Councilmember Frerichs was agreeable to a separation of taxes. “Let’s not confuse people with regards to what the parcel tax is. I think we should just do a renewal of the parks parcel tax – (but) I think we should increase it. I’m amenable to seeing what that amount should be. It should minimally be doubled.”
He noted that even doubling it would only cover one-third of the total parks costs.
Councilmember Frerichs said, “I’m not in favor of going in the direction of utility tax.” That prompted both Rochelle Swanson and Will Arnold to join in that they are not in favor of the Utility Users Tax (UUT) either, which effectively took that option off the table.
“I think we’ve actually moved the ball here today,” Robb Davis said.
“I really appreciate the conversation on polling – I agree with it,” he explained. He noted that he was really disappointed with the last poll and said, “I just was not convinced of the value of it.”
He said, “What I do think we should do is some really clear communication to our community on a number of points.” He said across the city every homeowner is paying property tax based on the value of their property. However, what we actually keep here in the city of that tax revenue “varies quite a bit… When you pay your property tax a relatively small amount of it stays here to fund the things that are closest to home.
“When we’re asking you for a parcel tax, the cool thing about that is 100 percent of it stays home,” he said. “We need people to see the value added of a relatively small parcel tax.
“These (taxes) that we vote on, we don’t have to share with other (communities) – they stay here,” he said.
“We really do need to use the information that we now have, as imperfect as it may be, to say this is our estimate of need,” he explained. He said as a back of the envelope, “we’re probably short about $8 million on infrastructure.” That is street and park maintenance that is not being covered today.
He then added to that and said they hope to get $1 million from TOT (Transient Occupancy Tax) and $1.5 million from the state funding for road maintenance. We assume that the sales tax will be renewed. We don’t know what will come in on cannabis.
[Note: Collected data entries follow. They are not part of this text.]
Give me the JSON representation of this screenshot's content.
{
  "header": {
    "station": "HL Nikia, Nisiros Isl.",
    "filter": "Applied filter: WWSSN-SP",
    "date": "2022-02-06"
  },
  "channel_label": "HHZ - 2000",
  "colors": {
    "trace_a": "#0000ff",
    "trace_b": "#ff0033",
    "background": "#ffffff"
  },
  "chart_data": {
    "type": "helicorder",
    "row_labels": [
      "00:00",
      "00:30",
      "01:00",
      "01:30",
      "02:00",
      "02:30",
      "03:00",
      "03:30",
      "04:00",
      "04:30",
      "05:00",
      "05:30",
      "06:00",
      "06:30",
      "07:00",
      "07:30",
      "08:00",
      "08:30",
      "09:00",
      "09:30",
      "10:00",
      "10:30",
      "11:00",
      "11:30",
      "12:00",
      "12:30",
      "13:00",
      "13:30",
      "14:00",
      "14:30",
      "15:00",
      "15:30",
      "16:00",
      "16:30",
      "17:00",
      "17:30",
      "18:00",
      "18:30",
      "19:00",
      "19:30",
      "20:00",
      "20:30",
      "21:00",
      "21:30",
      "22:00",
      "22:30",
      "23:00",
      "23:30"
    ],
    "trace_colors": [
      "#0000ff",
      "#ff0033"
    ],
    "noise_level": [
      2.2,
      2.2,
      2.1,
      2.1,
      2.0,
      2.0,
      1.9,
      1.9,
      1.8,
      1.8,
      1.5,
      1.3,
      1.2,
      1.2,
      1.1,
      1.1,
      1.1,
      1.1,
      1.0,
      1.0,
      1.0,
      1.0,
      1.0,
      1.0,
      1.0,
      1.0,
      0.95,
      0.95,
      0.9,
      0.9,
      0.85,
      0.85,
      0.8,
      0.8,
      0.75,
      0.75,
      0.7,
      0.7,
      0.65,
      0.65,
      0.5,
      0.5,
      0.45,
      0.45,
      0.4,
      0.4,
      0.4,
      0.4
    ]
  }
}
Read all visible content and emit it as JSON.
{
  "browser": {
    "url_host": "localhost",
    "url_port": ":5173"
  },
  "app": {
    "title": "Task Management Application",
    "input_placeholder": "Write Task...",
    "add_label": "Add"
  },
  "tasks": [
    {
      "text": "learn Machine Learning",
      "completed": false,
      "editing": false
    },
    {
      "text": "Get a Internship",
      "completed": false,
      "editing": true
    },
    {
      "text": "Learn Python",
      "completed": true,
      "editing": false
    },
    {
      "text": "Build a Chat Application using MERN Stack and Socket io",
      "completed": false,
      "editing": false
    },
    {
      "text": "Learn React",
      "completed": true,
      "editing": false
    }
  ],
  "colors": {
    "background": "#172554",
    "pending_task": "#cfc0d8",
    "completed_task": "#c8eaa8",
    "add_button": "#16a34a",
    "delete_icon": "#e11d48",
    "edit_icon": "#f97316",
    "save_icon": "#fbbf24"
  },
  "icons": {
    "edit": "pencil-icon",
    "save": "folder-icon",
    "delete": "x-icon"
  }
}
“At the current time, we’re probably looking at a $4.5 million deficit, maybe a little bit less, maybe more,” the mayor said. “It could be significantly more and it will be significantly more because of pensions.”
He said that pensions are going to go perhaps as much as $7 to $10 million higher. “Can we cut our way out of that?” he asked. “We can if we downsize.” He said, “I am not optimistic that we are going to be able to fill that gap. I am optimistic that we can continue to hold the line on salary increases and the Leland model does assume COLAs of two percent per year.”
He said, “The gap is going to increase whether we add staff or not and it’s going increase significantly.”
He warned that the city is still overly dependent on tax revenue from autos and RVs and that should give us pause about the ability to maintain that source of revenue.
To sum it up, the council was not interested in a poll, the view of Councilmember Frerichs notwithstanding. The move here was away from a UUT and toward a parcel tax, special tax, with a separate measure to address specific and distinct needs.
He was looking for $125 on parks and $125 for roads where he projects each will yield $3.5 million. He wants them for ten years with built-in inflators.
He supports a $50 tax for social services which puts the tax ask at $300 per year.
Will Arnold pointed out that if Robb Davis puts his talents behind the $50, it passes easily.
Staff will come back with more formal proposals in the coming weeks and months.